Chicken pho-style broth with pak choi

Main Serves 2 40 min
Pho is a deep aromatic broth into which noodles and accompaniments are added. The herbs, hoisin, chilli and lime are kept separate for you to add to taste. The broth can take hours to cook, so we’ve kick-started the recipe by building it on top of a standard stock, making this a quick version. The other ingredients are grated to give them a larger surface area from which to impart their flavour and speed up the process. The chicken and pak choi only take a few minutes to cook in the broth.
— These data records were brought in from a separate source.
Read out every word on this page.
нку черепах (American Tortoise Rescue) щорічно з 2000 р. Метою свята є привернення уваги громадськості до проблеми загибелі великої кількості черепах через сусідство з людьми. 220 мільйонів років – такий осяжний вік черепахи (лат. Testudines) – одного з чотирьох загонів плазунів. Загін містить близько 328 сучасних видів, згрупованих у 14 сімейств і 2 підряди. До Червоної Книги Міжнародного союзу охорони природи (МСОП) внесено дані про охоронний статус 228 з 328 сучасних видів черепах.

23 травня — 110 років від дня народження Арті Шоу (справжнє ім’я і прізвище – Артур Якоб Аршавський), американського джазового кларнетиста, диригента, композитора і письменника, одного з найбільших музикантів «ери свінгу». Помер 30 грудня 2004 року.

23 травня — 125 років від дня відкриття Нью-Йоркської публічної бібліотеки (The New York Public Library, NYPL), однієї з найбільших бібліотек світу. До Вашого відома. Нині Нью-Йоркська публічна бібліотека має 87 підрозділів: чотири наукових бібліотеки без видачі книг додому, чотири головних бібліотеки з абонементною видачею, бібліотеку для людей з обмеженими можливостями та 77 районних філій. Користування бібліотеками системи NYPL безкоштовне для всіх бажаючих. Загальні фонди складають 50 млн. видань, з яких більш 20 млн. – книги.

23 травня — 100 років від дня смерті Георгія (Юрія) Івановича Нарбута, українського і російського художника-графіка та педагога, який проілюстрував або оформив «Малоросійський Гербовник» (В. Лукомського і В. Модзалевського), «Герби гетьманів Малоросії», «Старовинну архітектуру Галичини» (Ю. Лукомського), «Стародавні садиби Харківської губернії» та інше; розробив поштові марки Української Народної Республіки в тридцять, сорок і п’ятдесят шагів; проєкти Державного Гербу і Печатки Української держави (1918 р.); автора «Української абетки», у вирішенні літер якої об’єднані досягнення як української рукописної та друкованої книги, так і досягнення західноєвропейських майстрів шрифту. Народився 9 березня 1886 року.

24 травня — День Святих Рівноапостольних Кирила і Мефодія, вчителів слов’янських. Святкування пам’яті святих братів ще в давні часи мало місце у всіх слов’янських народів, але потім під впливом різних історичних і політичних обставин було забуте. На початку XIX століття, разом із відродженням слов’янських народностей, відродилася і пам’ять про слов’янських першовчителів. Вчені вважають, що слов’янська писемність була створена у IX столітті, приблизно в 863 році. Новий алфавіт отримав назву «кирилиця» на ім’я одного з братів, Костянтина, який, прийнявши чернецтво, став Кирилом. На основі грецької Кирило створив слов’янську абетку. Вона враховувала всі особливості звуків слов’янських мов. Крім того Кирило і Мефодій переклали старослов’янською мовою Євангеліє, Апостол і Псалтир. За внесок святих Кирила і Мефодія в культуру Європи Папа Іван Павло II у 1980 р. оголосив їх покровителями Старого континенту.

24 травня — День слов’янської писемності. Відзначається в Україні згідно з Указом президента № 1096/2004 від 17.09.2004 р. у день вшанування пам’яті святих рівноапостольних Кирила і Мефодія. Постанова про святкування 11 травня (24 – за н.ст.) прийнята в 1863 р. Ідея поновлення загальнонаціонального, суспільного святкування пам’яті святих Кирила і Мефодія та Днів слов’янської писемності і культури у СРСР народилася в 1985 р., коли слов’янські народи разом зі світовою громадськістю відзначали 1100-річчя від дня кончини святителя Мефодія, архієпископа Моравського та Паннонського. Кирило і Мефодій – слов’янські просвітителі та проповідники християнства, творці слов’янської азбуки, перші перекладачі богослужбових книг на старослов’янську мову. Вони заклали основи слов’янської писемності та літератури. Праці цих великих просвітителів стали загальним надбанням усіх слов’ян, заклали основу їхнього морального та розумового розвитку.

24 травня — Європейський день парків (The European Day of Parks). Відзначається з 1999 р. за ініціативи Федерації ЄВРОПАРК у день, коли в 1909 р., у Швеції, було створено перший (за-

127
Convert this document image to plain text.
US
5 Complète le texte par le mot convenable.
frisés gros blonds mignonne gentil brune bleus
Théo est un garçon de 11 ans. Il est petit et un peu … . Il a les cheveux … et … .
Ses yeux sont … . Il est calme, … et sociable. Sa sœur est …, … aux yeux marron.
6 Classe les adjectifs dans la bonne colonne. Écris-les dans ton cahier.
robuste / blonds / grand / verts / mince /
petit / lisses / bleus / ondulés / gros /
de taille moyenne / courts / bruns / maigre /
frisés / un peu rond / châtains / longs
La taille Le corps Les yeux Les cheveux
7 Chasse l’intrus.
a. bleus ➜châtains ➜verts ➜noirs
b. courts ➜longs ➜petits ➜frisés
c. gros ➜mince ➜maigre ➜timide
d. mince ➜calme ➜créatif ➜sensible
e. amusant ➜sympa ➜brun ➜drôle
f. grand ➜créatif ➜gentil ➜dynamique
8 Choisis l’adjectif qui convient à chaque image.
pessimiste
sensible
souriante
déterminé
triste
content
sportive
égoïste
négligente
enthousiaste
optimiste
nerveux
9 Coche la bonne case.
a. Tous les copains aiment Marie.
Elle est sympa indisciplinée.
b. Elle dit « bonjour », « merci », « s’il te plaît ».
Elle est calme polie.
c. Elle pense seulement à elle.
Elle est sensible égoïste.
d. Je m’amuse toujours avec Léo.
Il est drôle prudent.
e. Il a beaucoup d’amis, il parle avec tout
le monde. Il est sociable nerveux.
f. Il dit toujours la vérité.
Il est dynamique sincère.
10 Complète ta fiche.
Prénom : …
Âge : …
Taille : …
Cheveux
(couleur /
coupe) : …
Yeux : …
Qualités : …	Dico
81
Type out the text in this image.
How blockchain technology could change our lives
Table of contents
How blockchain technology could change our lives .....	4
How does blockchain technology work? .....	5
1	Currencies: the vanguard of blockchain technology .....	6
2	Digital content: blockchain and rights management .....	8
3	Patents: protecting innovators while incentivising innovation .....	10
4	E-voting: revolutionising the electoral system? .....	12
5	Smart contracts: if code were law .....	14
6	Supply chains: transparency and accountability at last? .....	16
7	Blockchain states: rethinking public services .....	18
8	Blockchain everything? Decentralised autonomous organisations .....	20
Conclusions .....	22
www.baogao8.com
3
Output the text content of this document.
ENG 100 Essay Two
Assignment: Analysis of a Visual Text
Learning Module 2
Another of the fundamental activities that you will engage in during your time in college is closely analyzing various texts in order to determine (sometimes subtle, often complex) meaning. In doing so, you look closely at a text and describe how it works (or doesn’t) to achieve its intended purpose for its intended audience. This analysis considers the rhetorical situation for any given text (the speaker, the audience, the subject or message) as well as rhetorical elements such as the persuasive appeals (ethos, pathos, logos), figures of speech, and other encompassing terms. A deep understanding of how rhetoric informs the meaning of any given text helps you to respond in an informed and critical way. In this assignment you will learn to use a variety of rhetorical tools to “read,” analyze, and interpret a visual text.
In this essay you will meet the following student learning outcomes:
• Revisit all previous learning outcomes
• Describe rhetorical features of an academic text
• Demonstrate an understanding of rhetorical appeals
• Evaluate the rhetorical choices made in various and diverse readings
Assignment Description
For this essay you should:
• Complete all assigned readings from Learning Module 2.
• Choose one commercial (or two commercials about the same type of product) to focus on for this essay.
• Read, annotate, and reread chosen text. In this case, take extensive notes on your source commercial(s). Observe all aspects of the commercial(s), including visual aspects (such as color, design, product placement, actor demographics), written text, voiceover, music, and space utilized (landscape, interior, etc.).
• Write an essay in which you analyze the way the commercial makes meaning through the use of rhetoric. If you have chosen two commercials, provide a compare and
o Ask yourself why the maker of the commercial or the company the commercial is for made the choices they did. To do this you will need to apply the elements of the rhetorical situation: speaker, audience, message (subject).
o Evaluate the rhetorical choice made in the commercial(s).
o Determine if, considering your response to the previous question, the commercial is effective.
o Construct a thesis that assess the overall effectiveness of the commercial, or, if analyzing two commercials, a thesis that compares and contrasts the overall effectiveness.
The pak choi stalks keep a slight succulent crunch to them while the leaves wilt and soften; it is all part of their charm and texture.


  • 700ml chicken stock
  • 1 onion, peeled & coarsely grated
  • 1 carrot, peeled & coarsely grated
  • 15g ginger, peeled & grated
  • 2 tbsp tamari
  • 1 tsp coriander seeds
  • 1 star anise
  • 2 whole cloves
  • 100g flat rice noodles
  • 200g thinly sliced chicken breast
  • 3 spring onions, finely sliced
  • 1 pak choi, root end removed & discarded, leaves separated & any large ones cut in half, lengthways
  • 1 fresh red chilli, finely sliced into thin rings
  • bunch of Thai basil, to serve
  • bunch of coriander, to serve
  • 1 lime, cut into wedges, to serve
  • hoisin sauce, to serve
Image of Chicken pho-style broth with pak choi


Prep time: 10 min
Cooking time: 30 min
  • Step 1

    Put a pan of salted water on to boil for the noodles.
  • Step 2

    Meanwhile, tip the stock into a separate saucepan and add the onion, carrot, ginger, tamari, coriander seeds, star anise and cloves. Bring to a simmer and cook gently, so the liquid is hardly bubbling, for 20 mins.
  • Step 3

    Cook the noodles until just cooked. Drain and cool immediately under cold water, keep to one side. Give the pan a good clean.
  • Step 4

    Strain the stock through a sieve into the empty noodle pan, pressing as much liquid as you can from the vegetables. Bring back up to a simmer.
  • Step 5

    Add the chicken, spring onions and pak choi to the broth. Simmer for 3-4 mins, until the chicken has just cooked.
  • Step 6

    Meanwhile, divide the noodles between 2 deep bowls.
  • Step 7

    Ladle the stock, chicken and pak choi evenly between the bowls. Serve with the chilli, herbs, hoisin and lime on the side.
  • Step 8

    Scatter, tear and squeeze them into the broth to as you see fit.